>you rewrapped lines that weren't supposed to be rewrapped.
You make my point for me. When one relies on automagical
tools to try to recreate semantic information discarded by the PG TXT
representation, more or less often one ends up with something that looks like
sh*t – your word not mine.
When the results break one is told “Oh you did it wrong,
you should have done something else instead.”
Yes of course, but once one relies on human intervention to “fix”

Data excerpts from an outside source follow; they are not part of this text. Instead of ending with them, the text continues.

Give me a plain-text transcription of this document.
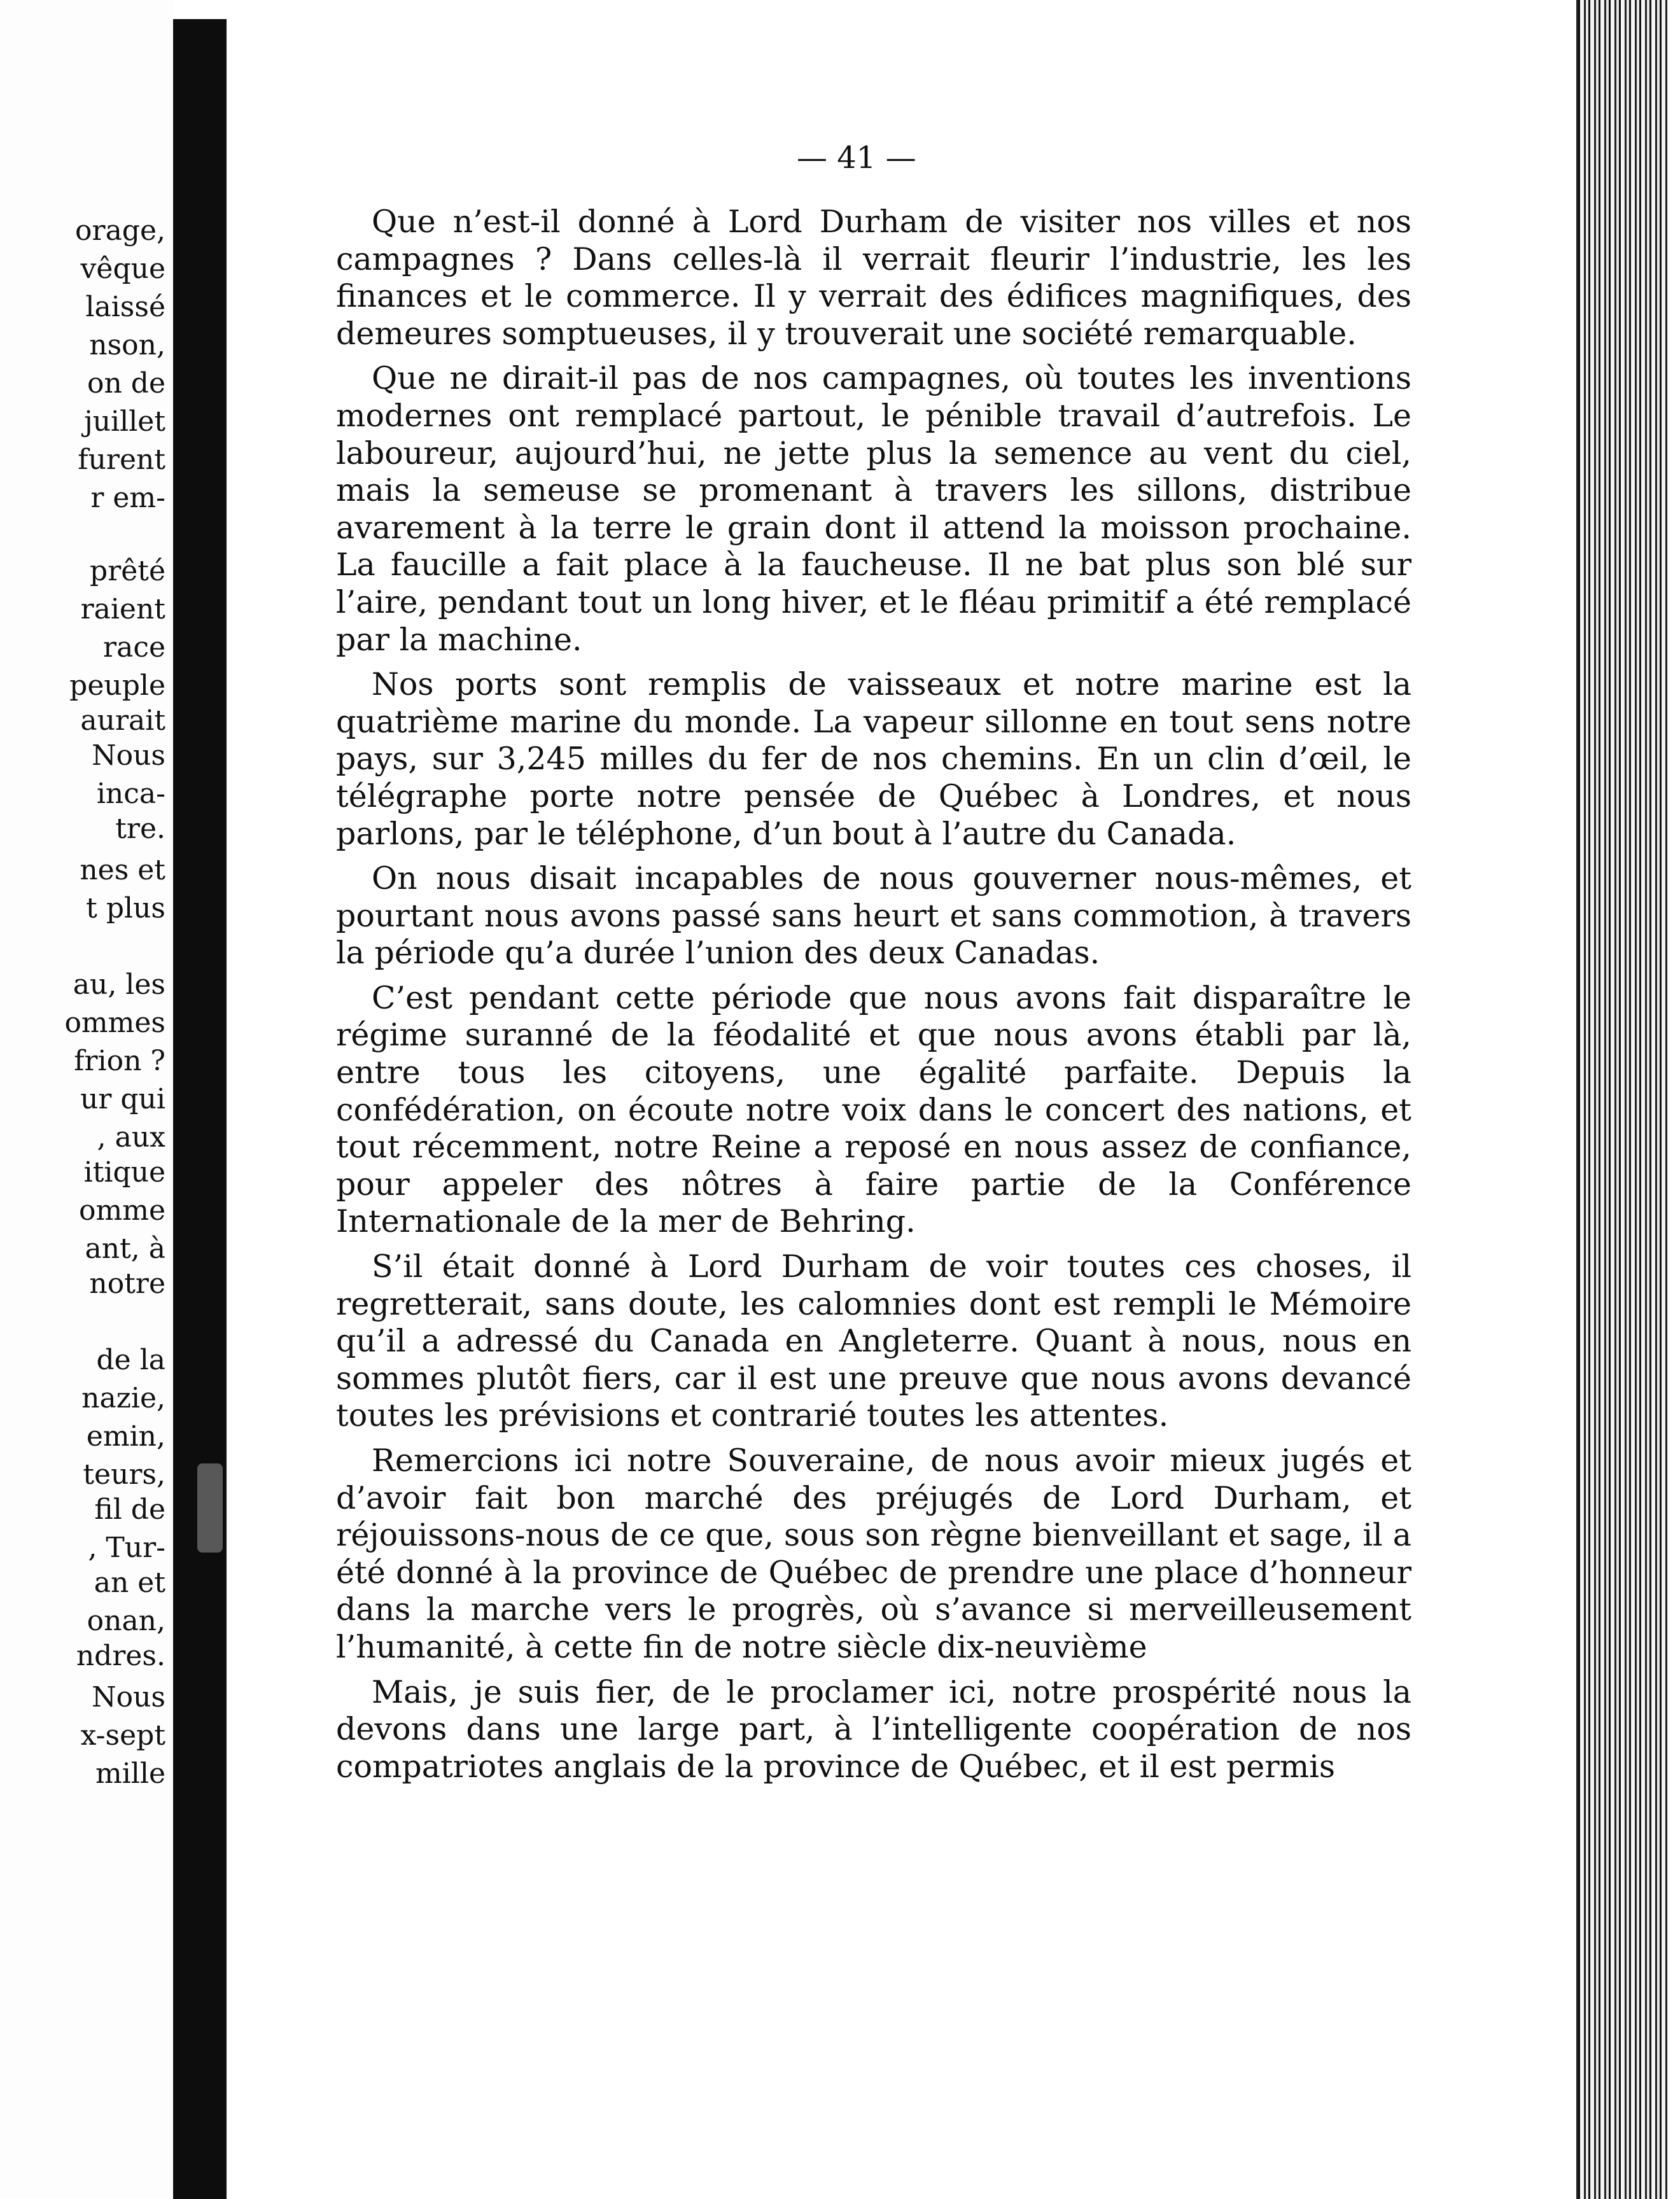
orage,
vêque
laissé
nson,
on de
juillet
furent
r em-
prêté
raient
race
peuple
aurait
Nous
inca-
tre.
nes et
t plus
au, les
ommes
frion ?
ur qui
, aux
itique
omme
ant, à
notre
de la
nazie,
emin,
teurs,
fil de
, Tur-
an et
onan,
ndres.
Nous
x-sept
mille
— 41 —

Que n’est-il donné à Lord Durham de visiter nos villes et nos campagnes ? Dans celles-là il verrait fleurir l’industrie, les les finances et le commerce. Il y verrait des édifices magnifiques, des demeures somptueuses, il y trouverait une société remarquable.

Que ne dirait-il pas de nos campagnes, où toutes les inventions modernes ont remplacé partout, le pénible travail d’autrefois. Le laboureur, aujourd’hui, ne jette plus la semence au vent du ciel, mais la semeuse se promenant à travers les sillons, distribue avarement à la terre le grain dont il attend la moisson prochaine. La faucille a fait place à la faucheuse. Il ne bat plus son blé sur l’aire, pendant tout un long hiver, et le fléau primitif a été remplacé par la machine.

Nos ports sont remplis de vaisseaux et notre marine est la quatrième marine du monde. La vapeur sillonne en tout sens notre pays, sur 3,245 milles du fer de nos chemins. En un clin d’œil, le télégraphe porte notre pensée de Québec à Londres, et nous parlons, par le téléphone, d’un bout à l’autre du Canada.

On nous disait incapables de nous gouverner nous-mêmes, et pourtant nous avons passé sans heurt et sans commotion, à travers la période qu’a durée l’union des deux Canadas.

C’est pendant cette période que nous avons fait disparaître le régime suranné de la féodalité et que nous avons établi par là, entre tous les citoyens, une égalité parfaite. Depuis la confédération, on écoute notre voix dans le concert des nations, et tout récemment, notre Reine a reposé en nous assez de confiance, pour appeler des nôtres à faire partie de la Conférence Internationale de la mer de Behring.

S’il était donné à Lord Durham de voir toutes ces choses, il regretterait, sans doute, les calomnies dont est rempli le Mémoire qu’il a adressé du Canada en Angleterre. Quant à nous, nous en sommes plutôt fiers, car il est une preuve que nous avons devancé toutes les prévisions et contrarié toutes les attentes.

Remercions ici notre Souveraine, de nous avoir mieux jugés et d’avoir fait bon marché des préjugés de Lord Durham, et réjouissons-nous de ce que, sous son règne bienveillant et sage, il a été donné à la province de Québec de prendre une place d’honneur dans la marche vers le progrès, où s’avance si merveilleusement l’humanité, à cette fin de notre siècle dix-neuvième

Mais, je suis fier, de le proclamer ici, notre prospérité nous la devons dans une large part, à l’intelligente coopération de nos compatriotes anglais de la province de Québec, et il est permis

the problem when a particular algorithm breaks, then one does not have an
automatic algorithm. Ultimately what one should do if one wants to “get
it right” is to abandon attempts at automagical tools which work sometimes
and end up looking like sh*t other times and instead take the PG TXT file, take
the original page scans, look at the page scans to figure out where the PG TXT
files gratuitously entered line breaks where the author didn’t intend
line breaks, and take them back out. After the gratuitous page breaks are
taken back out (the work of a few days – trust me on this!) then one can
either, if one has a machine, such as a teletype, incapable of reflow, run the
now gratuitous-line-break free TXT back through a simple unambiguous algorithm
to insert a line break at the appropriate point for your machine – at a
whitespace prior to char72 if you own a teletypewriter, at a whitespace prior
to char20 perhaps if you own a cellphone. Or better, if you have a more
modern machine, which really, I think most of us DO have, a machine capable of
calculating reflow itself aka “word wrap” then you just feed the
machine the TXT that doesn’t have the gratuitous line breaks and
everything works automagically. Assuming one is willing to live with
ragged right. Or tolerate slightly ugly word spacing on machines that
force right justify (sigh.) Better yet, we should ask our technologist
friends to include not only reflow but also automatic hyphenation routines in our
machines.
Is it too much, for example, to ask PG to provide the option to
the rare user who actually WANTS line breaks at char 72, or for that matter
actually wants line breaks at char 20, is it too much to ask PG to provide a
filter to insert such “gratuitous” line breaks? Consider: PG
*already* provides literally 40 different such filter programs to help
people with various strange obscure legacy machines.